Diminished prothrombin time and increase in FV activity, FVIII, FIX, and Hcy concentration support the hypothesis that microthrombi formation in small-caliber vessels could be causing avascularity and femoral necrosis, which are traits of LCPD. In addition, based on our results, we believe that the laboratory studies carried out are very useful in the diagnosis and treatment of LCPD.

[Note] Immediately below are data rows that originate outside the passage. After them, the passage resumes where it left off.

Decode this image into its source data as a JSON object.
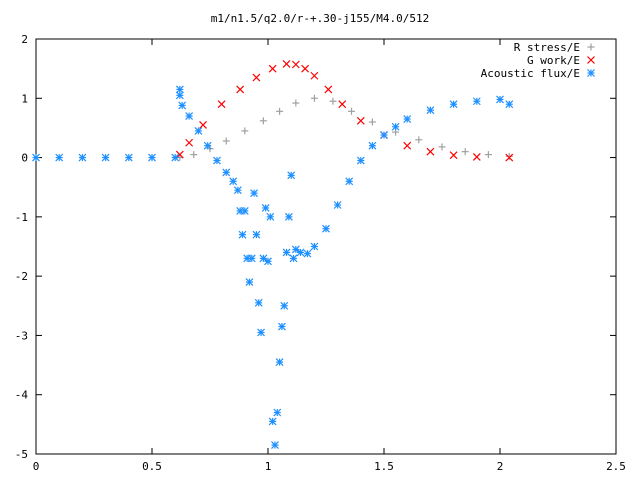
{
  "chart_data": {
    "type": "scatter",
    "title": "m1/n1.5/q2.0/r-+.30-j155/M4.0/512",
    "xlim": [
      0,
      2.5
    ],
    "ylim": [
      -5,
      2
    ],
    "x_ticks": [
      "0",
      "0.5",
      "1",
      "1.5",
      "2",
      "2.5"
    ],
    "y_ticks": [
      "2",
      "1",
      "0",
      "-1",
      "-2",
      "-3",
      "-4",
      "-5"
    ],
    "grid": false,
    "legend_position": "top-right",
    "series": [
      {
        "name": "R stress/E",
        "color": "#a0a0a0",
        "marker": "plus",
        "x": [
          0.62,
          0.68,
          0.75,
          0.82,
          0.9,
          0.98,
          1.05,
          1.12,
          1.2,
          1.28,
          1.36,
          1.45,
          1.55,
          1.65,
          1.75,
          1.85,
          1.95,
          2.04
        ],
        "y": [
          0.0,
          0.05,
          0.15,
          0.28,
          0.45,
          0.62,
          0.78,
          0.92,
          1.0,
          0.95,
          0.78,
          0.6,
          0.43,
          0.3,
          0.18,
          0.1,
          0.05,
          0.02
        ]
      },
      {
        "name": "G work/E",
        "color": "#ff0000",
        "marker": "cross",
        "x": [
          0.62,
          0.66,
          0.72,
          0.8,
          0.88,
          0.95,
          1.02,
          1.08,
          1.12,
          1.16,
          1.2,
          1.26,
          1.32,
          1.4,
          1.5,
          1.6,
          1.7,
          1.8,
          1.9,
          2.04
        ],
        "y": [
          0.05,
          0.25,
          0.55,
          0.9,
          1.15,
          1.35,
          1.5,
          1.58,
          1.57,
          1.5,
          1.38,
          1.15,
          0.9,
          0.62,
          0.38,
          0.2,
          0.1,
          0.04,
          0.01,
          0.0
        ]
      },
      {
        "name": "Acoustic flux/E",
        "color": "#1e90ff",
        "marker": "star",
        "x": [
          0.0,
          0.1,
          0.2,
          0.3,
          0.4,
          0.5,
          0.6,
          0.62,
          0.62,
          0.63,
          0.66,
          0.7,
          0.74,
          0.78,
          0.82,
          0.85,
          0.87,
          0.88,
          0.89,
          0.9,
          0.91,
          0.92,
          0.93,
          0.94,
          0.95,
          0.96,
          0.97,
          0.98,
          0.99,
          1.0,
          1.01,
          1.02,
          1.03,
          1.04,
          1.05,
          1.06,
          1.07,
          1.08,
          1.09,
          1.1,
          1.11,
          1.12,
          1.14,
          1.17,
          1.2,
          1.25,
          1.3,
          1.35,
          1.4,
          1.45,
          1.5,
          1.55,
          1.6,
          1.7,
          1.8,
          1.9,
          2.0,
          2.04
        ],
        "y": [
          0.0,
          0.0,
          0.0,
          0.0,
          0.0,
          0.0,
          0.0,
          1.15,
          1.05,
          0.88,
          0.7,
          0.45,
          0.2,
          -0.05,
          -0.25,
          -0.4,
          -0.55,
          -0.9,
          -1.3,
          -0.9,
          -1.7,
          -2.1,
          -1.7,
          -0.6,
          -1.3,
          -2.45,
          -2.95,
          -1.7,
          -0.85,
          -1.75,
          -1.0,
          -4.45,
          -4.85,
          -4.3,
          -3.45,
          -2.85,
          -2.5,
          -1.6,
          -1.0,
          -0.3,
          -1.7,
          -1.55,
          -1.6,
          -1.62,
          -1.5,
          -1.2,
          -0.8,
          -0.4,
          -0.05,
          0.2,
          0.38,
          0.52,
          0.65,
          0.8,
          0.9,
          0.95,
          0.98,
          0.9
        ]
      }
    ]
  }
}
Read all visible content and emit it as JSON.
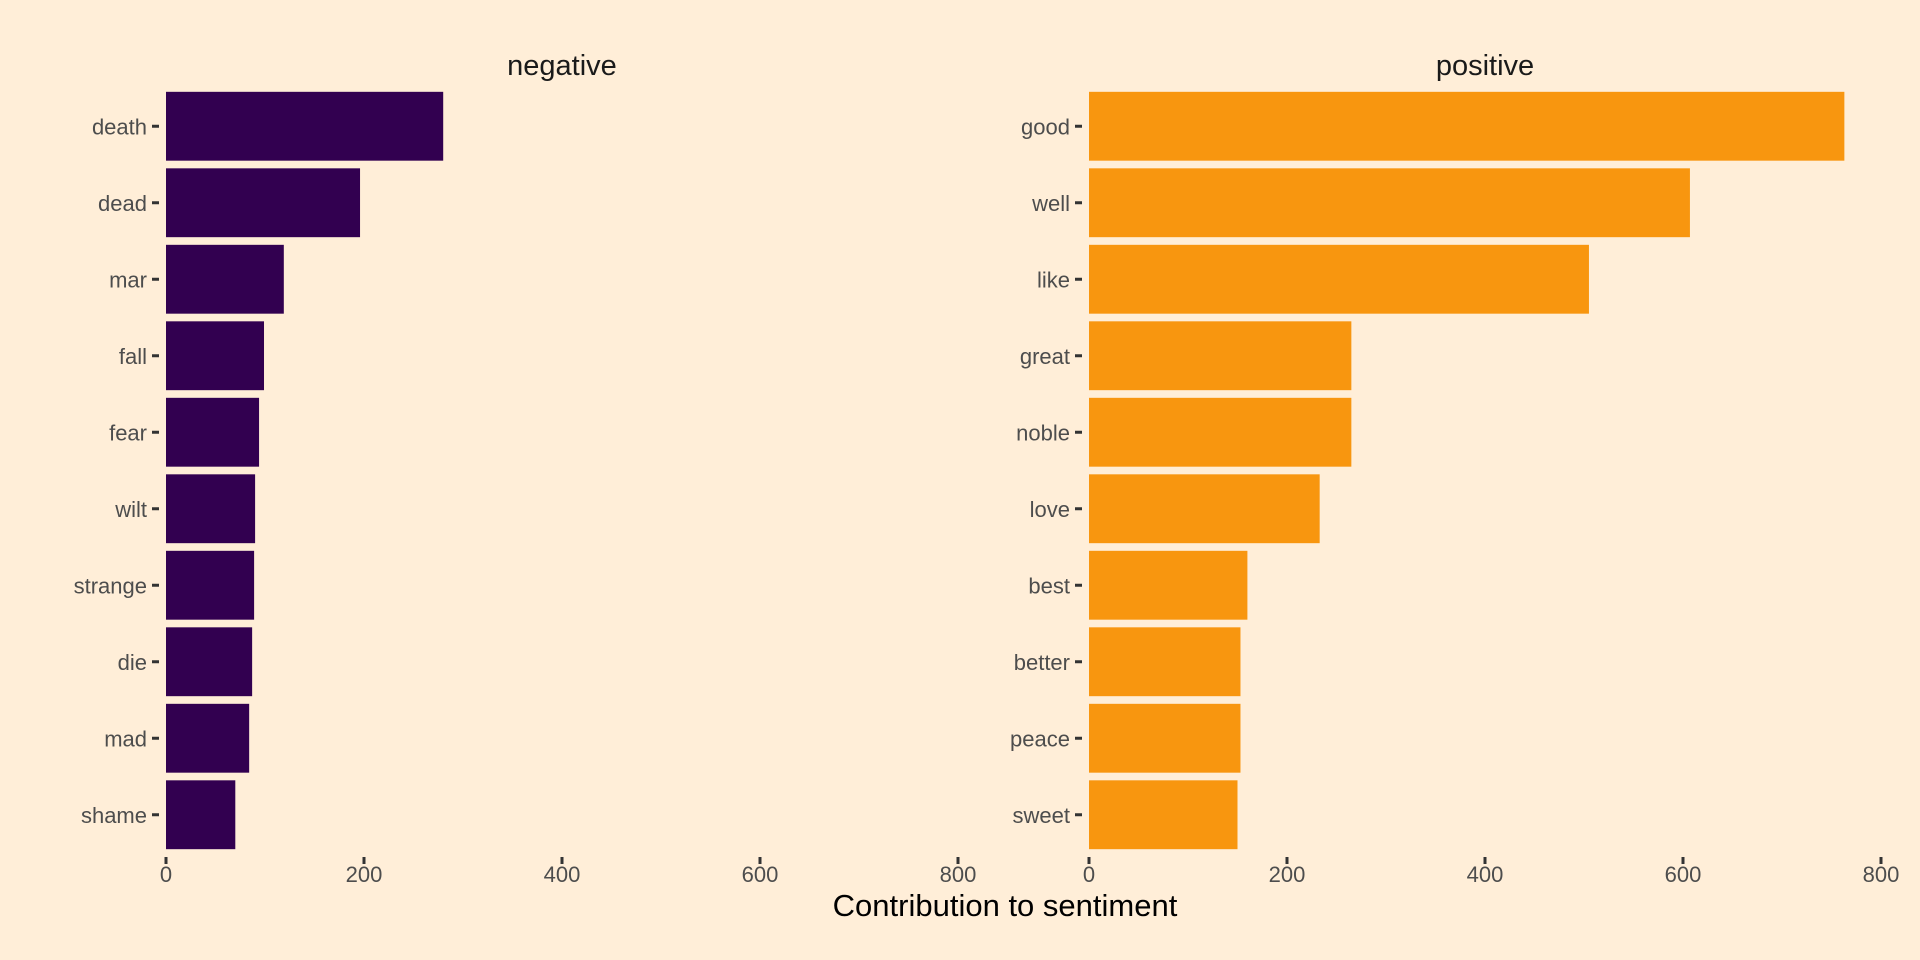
{
  "chart_data": {
    "type": "bar",
    "orientation": "horizontal",
    "xlabel": "Contribution to sentiment",
    "xlim": [
      0,
      800
    ],
    "xticks": [
      0,
      200,
      400,
      600,
      800
    ],
    "background": "#ffeed8",
    "grid": false,
    "panels": [
      {
        "title": "negative",
        "color": "#320050",
        "categories": [
          "death",
          "dead",
          "mar",
          "fall",
          "fear",
          "wilt",
          "strange",
          "die",
          "mad",
          "shame"
        ],
        "values": [
          280,
          196,
          119,
          99,
          94,
          90,
          89,
          87,
          84,
          70
        ]
      },
      {
        "title": "positive",
        "color": "#f8960f",
        "categories": [
          "good",
          "well",
          "like",
          "great",
          "noble",
          "love",
          "best",
          "better",
          "peace",
          "sweet"
        ],
        "values": [
          763,
          607,
          505,
          265,
          265,
          233,
          160,
          153,
          153,
          150
        ]
      }
    ]
  }
}
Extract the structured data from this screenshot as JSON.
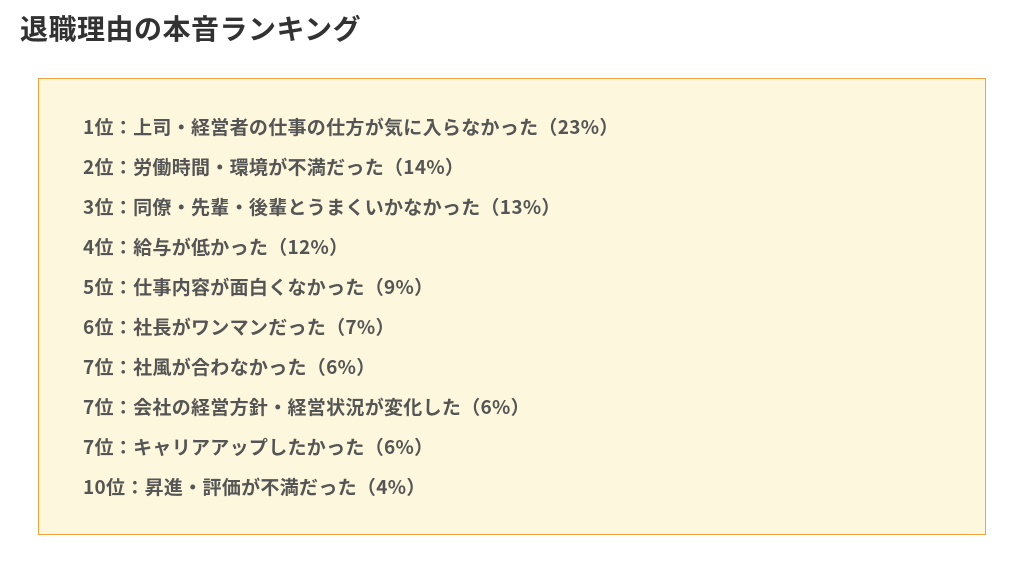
{
  "title": "退職理由の本音ランキング",
  "box": {
    "background_color": "#fdf8dd",
    "border_color": "#f0a33f",
    "text_color": "#555555"
  },
  "items": [
    {
      "rank": "1位",
      "text": "上司・経営者の仕事の仕方が気に入らなかった",
      "pct": "23%"
    },
    {
      "rank": "2位",
      "text": "労働時間・環境が不満だった",
      "pct": "14%"
    },
    {
      "rank": "3位",
      "text": "同僚・先輩・後輩とうまくいかなかった",
      "pct": "13%"
    },
    {
      "rank": "4位",
      "text": "給与が低かった",
      "pct": "12%"
    },
    {
      "rank": "5位",
      "text": "仕事内容が面白くなかった",
      "pct": "9%"
    },
    {
      "rank": "6位",
      "text": "社長がワンマンだった",
      "pct": "7%"
    },
    {
      "rank": "7位",
      "text": "社風が合わなかった",
      "pct": "6%"
    },
    {
      "rank": "7位",
      "text": "会社の経営方針・経営状況が変化した",
      "pct": "6%"
    },
    {
      "rank": "7位",
      "text": "キャリアアップしたかった",
      "pct": "6%"
    },
    {
      "rank": "10位",
      "text": "昇進・評価が不満だった",
      "pct": "4%"
    }
  ]
}
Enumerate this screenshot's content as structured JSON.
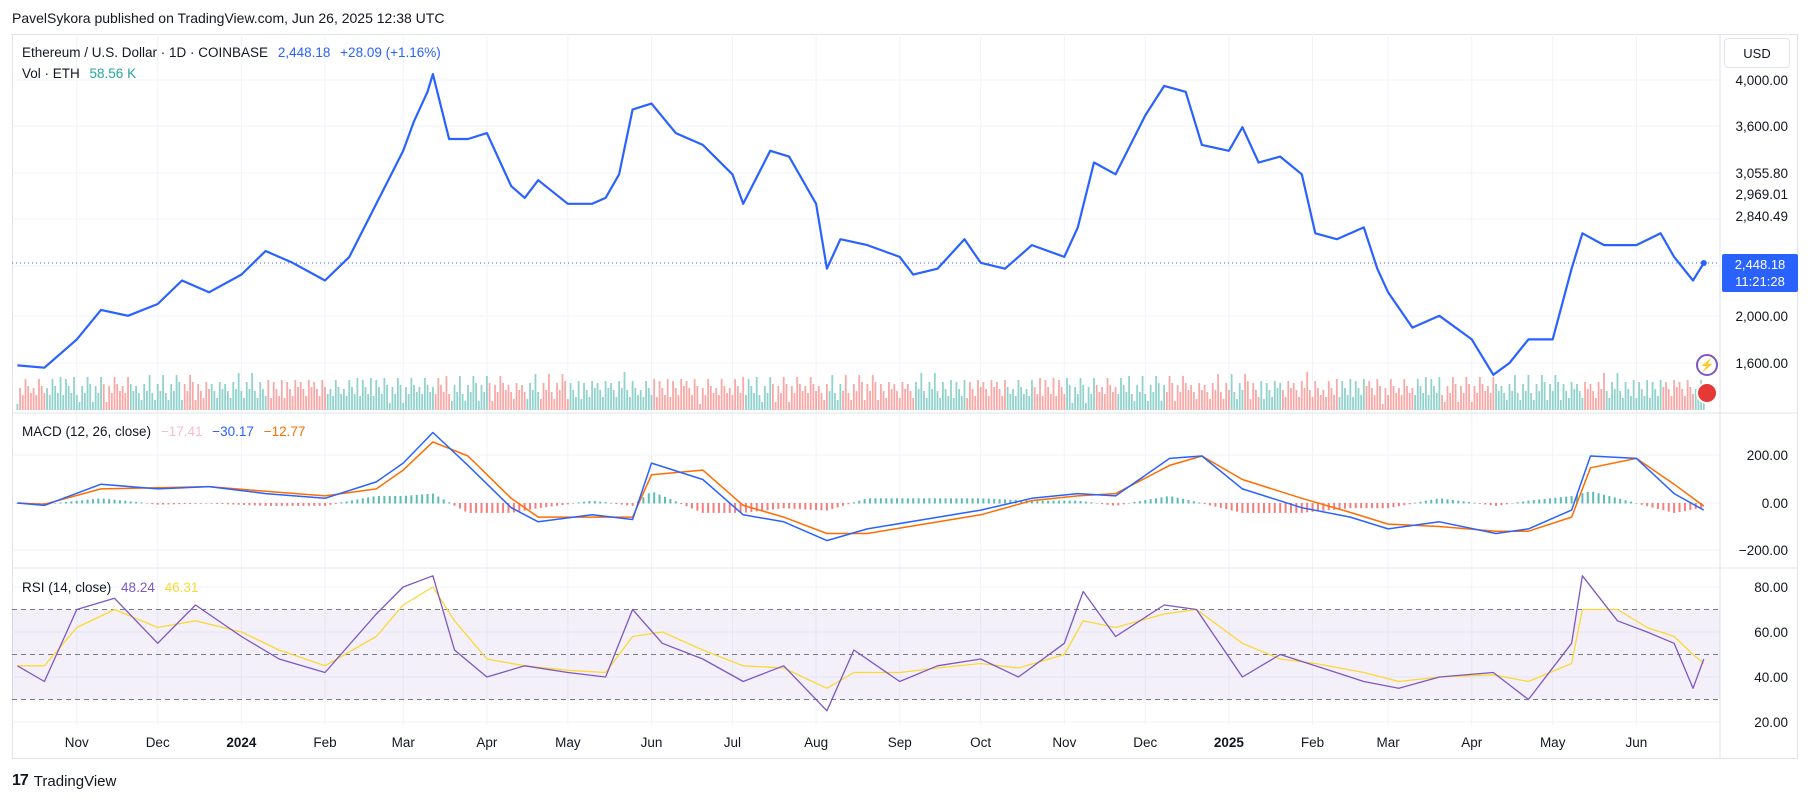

Legg-Calvé-Perthes 病(LCPD)是一种儿科疾病,发生于股骨头的缺血性坏死,并以不同程度影响髋关节的运动范围。其病因尚不清楚,尽管它与凝血异常有关,但在各种研究中结果的可重复性缺乏,导致关于止血障碍是否与 LCPD 有关存在争议。另一方面,关于有助于 LCPD 诊断和治疗的实验室研究的信息很少。
从 25 例 LCPD 患者和 50 例性别和年龄匹配的健康对照者中抽取血液和血浆样本。通过全血细胞计数以及凝血时间、凝血因子活性、抗血栓蛋白和同型半胱氨酸浓度评估细胞标志物。
在评估每组的活性值频率后,结果显示一些血栓形成倾向的生物学风险标志物的活性显著增加,凝血酶原时间↘、FV↗、VIII↗、FIX↗和 Hcy↗存在显著差异。这些值表明患者可能存在高凝状态,这可能导致血栓形成事件。
凝血酶原时间降低和 FV 活性、VIII、FIX 和 Hcy 浓度增加支持这样一种假说,即小血管中的微血栓形成可能导致 LCPD 的无血管性和股骨头坏死。此外,基于我们的结果,我们认为进行的实验室研究对于 LCPD 的诊断和治疗非常有用。